Je me permets de me présenter à vous : je suis employé au département comptable des bureaux du port de Madras au salaire de 20 £ par an. J’ai maintenant environ 23 ans. Je n’ai aucune éducation universitaire, mais je suis allé à l’école secondaire.

Depuis que j’ai quitté l’école, j’emploie mes loisirs à travailler en mathématique. Ma démarche n’a pas été celle qui est suivie dans un cours régulier d’université, mais j’ai inventé par moi-même une nouvelle méthode. Mes recherches ont spécialement porté sur les séries divergentes et les résultats que j’obtiens sont qualifiés de saisissants par les mathématiciens d’ici…

Je voudrais vous demander d’examiner les papiers ci-joints. Si vous êtes convaincus qu’il s’y trouve quelque chose de valable, j’aimerais voir leur publication.

Je vous présente mes excuses pour le dérangement que je vous cause et vous présente, cher Monsieur, mes sincères salutations.

S. Ramanujan

Râmânujan à Cambridge
Le mathématicien Srinivâsa Râmânujan (centre) avec son collègue Godfrey Harold Hardy (extrême droite) et d’autre scientifiques à Trinity College, Université de Cambridge.

À cette lettre étaient joints environ 120 théorèmes. Et voici quelle fut la réaction de Hardy : « Je n’avais jamais rien vu de tel. Un simple coup d’œil était suffisant pour voir qu’ils n’avaient pu être écrits que par un mathématicien de première classe. »

En mai 1913, Râmânujan recevait enfin une bourse de 230 £ de Madras et il se rendit à Cambridge pour travailler avec Hardy. En 1918, il fut élu membre de la Royal Society et Fellow du Trinity College. Ses plus beaux théorèmes datent de cette époque.

Le climat anglais ne devait, hélas, pas convenir à Râmânujan, qui dut retourner aux Indes en 1919, où il mourut un an plus tard de la tuberculose.

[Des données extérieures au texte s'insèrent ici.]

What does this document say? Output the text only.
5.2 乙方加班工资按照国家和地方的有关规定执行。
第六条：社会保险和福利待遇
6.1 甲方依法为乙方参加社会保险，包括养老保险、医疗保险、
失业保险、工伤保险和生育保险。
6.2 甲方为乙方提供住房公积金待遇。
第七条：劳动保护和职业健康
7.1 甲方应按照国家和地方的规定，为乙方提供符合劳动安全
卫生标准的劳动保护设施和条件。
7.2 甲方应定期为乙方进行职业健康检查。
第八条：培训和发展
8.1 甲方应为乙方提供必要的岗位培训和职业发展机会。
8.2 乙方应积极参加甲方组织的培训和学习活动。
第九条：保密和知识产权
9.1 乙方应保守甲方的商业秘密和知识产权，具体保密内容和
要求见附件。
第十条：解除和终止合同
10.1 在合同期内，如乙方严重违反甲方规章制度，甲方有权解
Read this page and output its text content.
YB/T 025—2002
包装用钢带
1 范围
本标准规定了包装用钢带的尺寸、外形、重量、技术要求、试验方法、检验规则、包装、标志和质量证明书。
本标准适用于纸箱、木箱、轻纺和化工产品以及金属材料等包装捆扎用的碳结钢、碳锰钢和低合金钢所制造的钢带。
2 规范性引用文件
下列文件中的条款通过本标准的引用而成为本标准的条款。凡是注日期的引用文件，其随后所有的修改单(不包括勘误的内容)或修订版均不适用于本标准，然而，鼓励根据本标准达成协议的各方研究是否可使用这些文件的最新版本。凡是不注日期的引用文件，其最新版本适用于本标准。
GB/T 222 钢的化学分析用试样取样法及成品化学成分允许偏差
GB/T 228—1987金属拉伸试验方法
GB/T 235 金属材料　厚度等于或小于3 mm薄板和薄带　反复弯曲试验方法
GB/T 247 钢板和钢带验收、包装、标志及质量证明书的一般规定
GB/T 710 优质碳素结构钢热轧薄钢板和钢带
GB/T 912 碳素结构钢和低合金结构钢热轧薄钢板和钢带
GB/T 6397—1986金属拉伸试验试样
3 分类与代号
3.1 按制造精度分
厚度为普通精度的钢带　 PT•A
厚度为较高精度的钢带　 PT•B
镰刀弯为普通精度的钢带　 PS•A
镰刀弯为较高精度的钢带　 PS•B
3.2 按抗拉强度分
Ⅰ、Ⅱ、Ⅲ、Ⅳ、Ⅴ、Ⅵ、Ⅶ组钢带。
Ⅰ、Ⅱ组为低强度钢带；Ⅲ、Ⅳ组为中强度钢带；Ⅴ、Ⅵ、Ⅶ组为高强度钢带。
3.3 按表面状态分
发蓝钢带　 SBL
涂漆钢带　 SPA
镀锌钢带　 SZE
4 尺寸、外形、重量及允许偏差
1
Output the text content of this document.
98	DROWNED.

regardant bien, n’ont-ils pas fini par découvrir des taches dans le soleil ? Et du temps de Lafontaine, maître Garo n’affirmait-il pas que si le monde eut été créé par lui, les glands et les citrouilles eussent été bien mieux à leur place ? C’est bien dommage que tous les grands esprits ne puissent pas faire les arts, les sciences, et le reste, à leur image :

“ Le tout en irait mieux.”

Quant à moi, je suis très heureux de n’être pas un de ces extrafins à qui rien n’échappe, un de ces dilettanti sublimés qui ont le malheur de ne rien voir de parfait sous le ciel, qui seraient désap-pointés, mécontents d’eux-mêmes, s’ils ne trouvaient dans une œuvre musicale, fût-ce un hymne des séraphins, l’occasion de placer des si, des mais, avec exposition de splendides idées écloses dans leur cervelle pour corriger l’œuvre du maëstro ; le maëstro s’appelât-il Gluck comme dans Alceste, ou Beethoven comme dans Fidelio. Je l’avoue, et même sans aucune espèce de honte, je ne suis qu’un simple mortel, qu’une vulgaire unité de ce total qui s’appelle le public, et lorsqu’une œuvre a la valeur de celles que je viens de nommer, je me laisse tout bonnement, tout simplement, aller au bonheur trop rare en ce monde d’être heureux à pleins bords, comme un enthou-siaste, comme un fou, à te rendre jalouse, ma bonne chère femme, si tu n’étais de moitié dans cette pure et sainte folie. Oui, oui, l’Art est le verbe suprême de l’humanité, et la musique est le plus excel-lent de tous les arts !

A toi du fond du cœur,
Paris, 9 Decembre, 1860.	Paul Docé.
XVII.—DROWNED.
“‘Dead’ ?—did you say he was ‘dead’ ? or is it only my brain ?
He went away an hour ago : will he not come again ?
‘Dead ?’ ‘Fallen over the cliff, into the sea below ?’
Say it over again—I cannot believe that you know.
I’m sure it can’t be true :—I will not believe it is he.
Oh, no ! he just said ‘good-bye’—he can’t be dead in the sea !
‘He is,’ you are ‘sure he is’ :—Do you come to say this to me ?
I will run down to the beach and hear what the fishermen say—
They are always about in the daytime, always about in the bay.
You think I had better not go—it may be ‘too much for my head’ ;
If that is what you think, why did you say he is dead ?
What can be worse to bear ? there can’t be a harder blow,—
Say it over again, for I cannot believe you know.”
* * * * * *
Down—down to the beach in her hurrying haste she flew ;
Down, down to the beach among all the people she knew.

Pour terminer, on peut citer cette anecdote rapportée par Hardy :

Il [Râmâmujan] avait une extraordinaire mémoire. Il pouvait se rappeler la « personnalité » de chaque nombre d’une manière incompréhensible pour le commun des mortels… Chaque entier positif était comme un de ses amis personnels. Je me souviens d’être allé le voir à Punney alors qu’il était malade. J’avais fait le trajet dans le taxi no 1729 et remarquai devant lui que ce nombre me semblait plutôt terne, voire sinistre et que j’espérais que ce n’était pas un mauvais présage. Non, me répliqua-t-il, c’est un nombre très intéressant, c’est le plus petit nombre que l’on peut exprimer de deux manières distinctes comme la somme de deux cubes.